The next paragraph is disturbing, but it’s just a taste of what our tax dollars are funding:
Right now, the VA doles out more than $1,600 to purchase 6-month-old beagles, hounds or mixed-breed dogs. The white coats at the VA then spend hundreds of thousands of our tax dollars to surgically induce heart attacks by injecting latex into the puppies’ arteries and then stressing their damaged hearts by forcing them to run on a treadmill. Congress members have noted that some of the experiments are placed in the government’s “maximum pain” category because the dogs’ pain and distress are left unrelieved. The VA then sticks a needle in them, cuts their hearts out and tosses their bodies in the trash.
It’s not just me and my soft-spot for animals. Republicans in Congress are leading a successful effort to curtail the VA’s dog abuse, and veterans groups are speaking out against the VA’s dog testing.

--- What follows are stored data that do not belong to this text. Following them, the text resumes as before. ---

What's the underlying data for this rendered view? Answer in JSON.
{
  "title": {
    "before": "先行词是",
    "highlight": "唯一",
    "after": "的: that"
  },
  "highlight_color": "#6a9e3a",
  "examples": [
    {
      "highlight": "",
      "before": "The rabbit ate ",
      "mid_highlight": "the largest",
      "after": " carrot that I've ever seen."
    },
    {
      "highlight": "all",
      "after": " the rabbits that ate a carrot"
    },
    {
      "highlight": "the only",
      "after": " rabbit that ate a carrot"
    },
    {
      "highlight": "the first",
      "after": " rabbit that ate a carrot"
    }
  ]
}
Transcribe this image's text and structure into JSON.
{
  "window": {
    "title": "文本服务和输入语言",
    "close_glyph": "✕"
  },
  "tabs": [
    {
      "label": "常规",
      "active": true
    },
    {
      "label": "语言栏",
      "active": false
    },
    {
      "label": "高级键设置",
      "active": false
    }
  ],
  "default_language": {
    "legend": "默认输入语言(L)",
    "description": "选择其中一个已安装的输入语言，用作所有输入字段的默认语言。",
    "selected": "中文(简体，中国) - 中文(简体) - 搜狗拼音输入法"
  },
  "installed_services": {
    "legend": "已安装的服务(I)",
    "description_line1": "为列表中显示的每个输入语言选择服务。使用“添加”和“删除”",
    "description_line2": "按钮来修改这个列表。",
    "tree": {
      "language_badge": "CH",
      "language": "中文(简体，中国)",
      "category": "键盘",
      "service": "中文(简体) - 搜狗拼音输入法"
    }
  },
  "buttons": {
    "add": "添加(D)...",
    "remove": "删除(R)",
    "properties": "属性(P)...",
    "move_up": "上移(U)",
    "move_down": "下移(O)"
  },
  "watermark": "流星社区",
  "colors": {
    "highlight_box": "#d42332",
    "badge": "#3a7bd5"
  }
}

According to one of the national veterans’ groups opposed to this research, “The VA’s unconscionable and unnecessary dog research squanders resources needed to provide veterans with the healthcare and disability benefits they’ve earned.”
Moreover, one veterans’ advocate has pointed out, “It turns out that the only 21st century innovation the VA claims any of its dog testing has contributed to – the artificial pancreas for treating Type 1 diabetes – was entirely industry-funded.”
Wounded Warrior Johnny “Joey” Jones, a veteran who lost both his legs in service to the country, wrote in an op-ed opposing the VA’s dog testing practices, “It’s especially shameful that VA is defending spending millions of tax dollars to buy and cut up dogs for its dubious research but refuses to provide service dogs to support veterans suffering from the devastating effects of Post-Traumatic Stress Disorder and who are committing suicide at alarming rates.”
We’re always being lectured by liberals about what type of a nation we are, and they’re usually wrong or simply trying to score cheap political points. But when it comes to what we accept the VA spending our tax dollars on, or what we hide our eyes from, in the treatment of defenseless canines, there is a real choice to be made.
Jones concluded, “As a combat wounded Marine who’s given both legs for an idea of security and a pursuit of happiness – and as a human being who’s experienced the horrific suffering of war — I believe our government can and should do better for veterans, taxpayers and dogs.”
I agree. Count me in with the veterans, taxpayers, and the dogs.